‘Be prepared to revisit regulation’ around stewardship efforts

Panellists at a recent IA forum discussed the proposed changes to the FRC UK Stewardship Code

Paras Anand

|

Holly Downes

The Financial Reporting Council (FRC) must be “open to change” and accept the cultural shift in stewardship efforts in its consultation of a revision of the code, according to a panel at the at the Investment Association (IA)’s Stewardship & Corporate Governance forum last week.

Moderated by Andrew Ninian, director of stewardship risk and tax at the IA, the panel titled What is effective stewardship in 2025? explored the ongoing debates around what stewardship can achieve are realistic, as well as the FRC current consultation into the UK Stewardship Code; last year, the FRC announced a review of the code “to ensure that the principles of the Code are still driving the right stewardship outcomes for investors”.

It addressed several concerns that have been raised about the Code including the complexity and burden of reporting requirements for signatories – particularly around the need for detailed “context” reporting – and the lack of transparency regarding the influence proxy advisors have on voting decisions. In November, it launched its consultation on significant updates to the Code, focusing on supporting economic growth and investment and delivering increased transparency, and looking to streamline reporting requirements and reduce burdens for signatories

See more: Turning the page on the UK Stewardship Code

Ninian asked the panellists their views on the proposed changes to the Code and if it still sets an international ‘gold standard’. Specifically, he pressed speakers to share their thoughts on whether the Code will support this new cultural shift in approaches to stewardship and if it “goes too far or not far enough”.

The panellists included:

  • Paras Anand (pictured), chief investment officer at Artemis Funds
  • Diandra Soobiah, director of responsible investment at Nest Pensions
  • Sir Jon Symonds CBE, non-executive Chair of GSK
  • Paul Lee, head of stewardship and sustainable investment strategy at Redington

Firstly, Lee explained how his firm used the Code with 50 fund managers and why it is a good foundation to measure performance: “The Stewardship Code was a very strong safety net. We had trust and confidence that these fund managers were doing great work, so it formed a good basis for standard leadership.

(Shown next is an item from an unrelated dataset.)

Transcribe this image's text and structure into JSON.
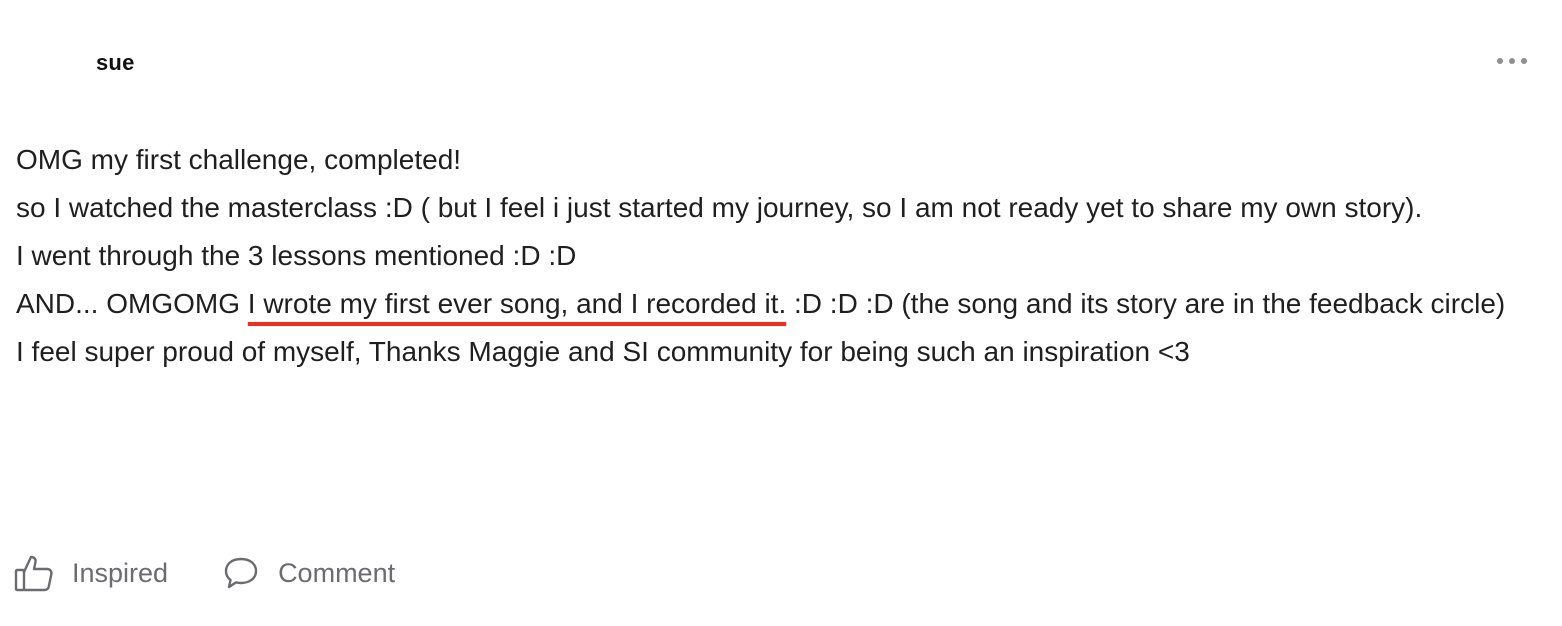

“We set out our expectations and reporting requirements that we understand. There are so many different reports to do, and we don’t want to introduce more differentiation into that process. The Stewardship Code report was enough to give us a good indication of what they’re doing and what outcomes they are achieving.”

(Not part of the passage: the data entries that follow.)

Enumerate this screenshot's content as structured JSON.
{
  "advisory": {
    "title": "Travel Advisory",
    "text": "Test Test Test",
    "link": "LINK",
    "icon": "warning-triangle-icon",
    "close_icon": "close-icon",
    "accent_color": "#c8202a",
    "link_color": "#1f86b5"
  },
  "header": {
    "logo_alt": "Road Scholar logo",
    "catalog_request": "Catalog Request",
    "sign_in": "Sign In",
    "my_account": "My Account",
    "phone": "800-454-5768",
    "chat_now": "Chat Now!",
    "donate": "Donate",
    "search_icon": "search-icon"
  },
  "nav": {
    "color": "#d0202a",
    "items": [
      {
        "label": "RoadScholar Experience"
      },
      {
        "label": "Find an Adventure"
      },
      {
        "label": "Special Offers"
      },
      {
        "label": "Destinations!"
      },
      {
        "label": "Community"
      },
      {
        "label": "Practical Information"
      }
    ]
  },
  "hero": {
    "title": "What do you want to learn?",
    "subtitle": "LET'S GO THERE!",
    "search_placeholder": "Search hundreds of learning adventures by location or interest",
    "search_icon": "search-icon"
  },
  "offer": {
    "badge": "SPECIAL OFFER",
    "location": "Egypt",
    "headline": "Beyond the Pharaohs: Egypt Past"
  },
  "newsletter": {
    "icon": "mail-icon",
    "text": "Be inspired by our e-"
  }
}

However, Anand said the industry was asking “too much” from the Code, and the industry must “be prepared to revise and revisit regulation”.

He continued: “We need to get in the habit of holding the mirror up. After regulations came into force, the board was open about whether it is achieving the outcomes it set out, or whether there’s a set of unintended consequences that means it cannot achieve these outcomes.

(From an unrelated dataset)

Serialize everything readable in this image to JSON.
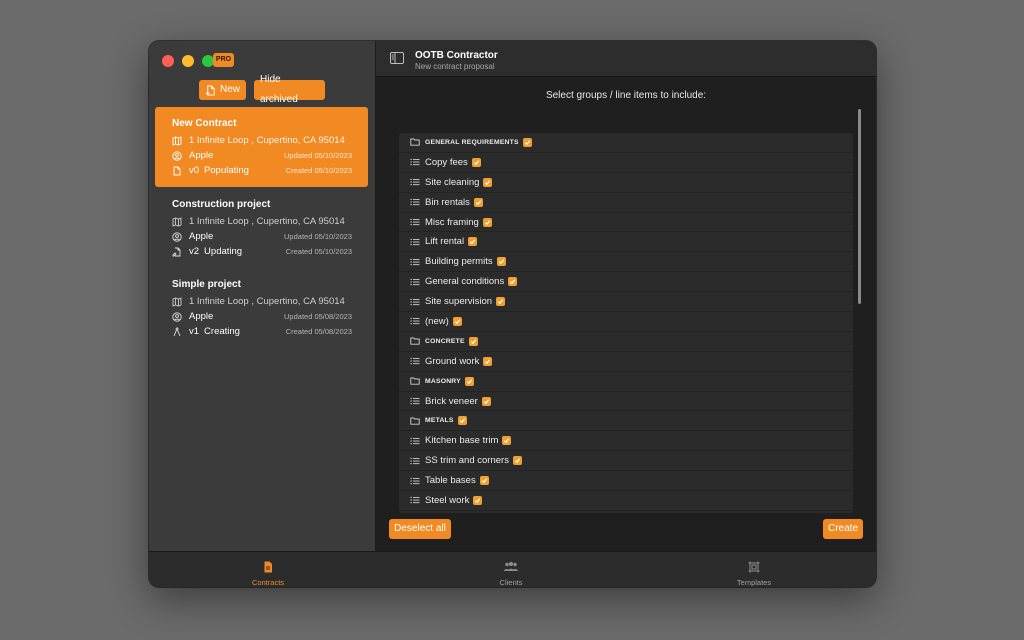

“There has to be a point where regulatory boards say maybe that can be reframed or pulled back. There must be a willingness to stop doing certain things, versus saying, ‘I’m going to solve the weaknesses of this piece of regulation with another piece of regulation.’ If you look at other economies around the world, they seem more prepared to revise and revisit regulation.”

Finally, Sir Jon Symonds CBE said risk must always be considered when creating outcomes from stewardship efforts: “At the heart of the conversation is that we must accept risk into the conversation. Every time something goes wrong, the FRC don’t say ‘Well, this is a consequence of adjustments to the Code.’ It is down to the regulation.

“We have to think more holistically about what doesn’t happen and how to create outcomes, because by definition to create your desired outcome, you must accept there is something else that isn’t too good.”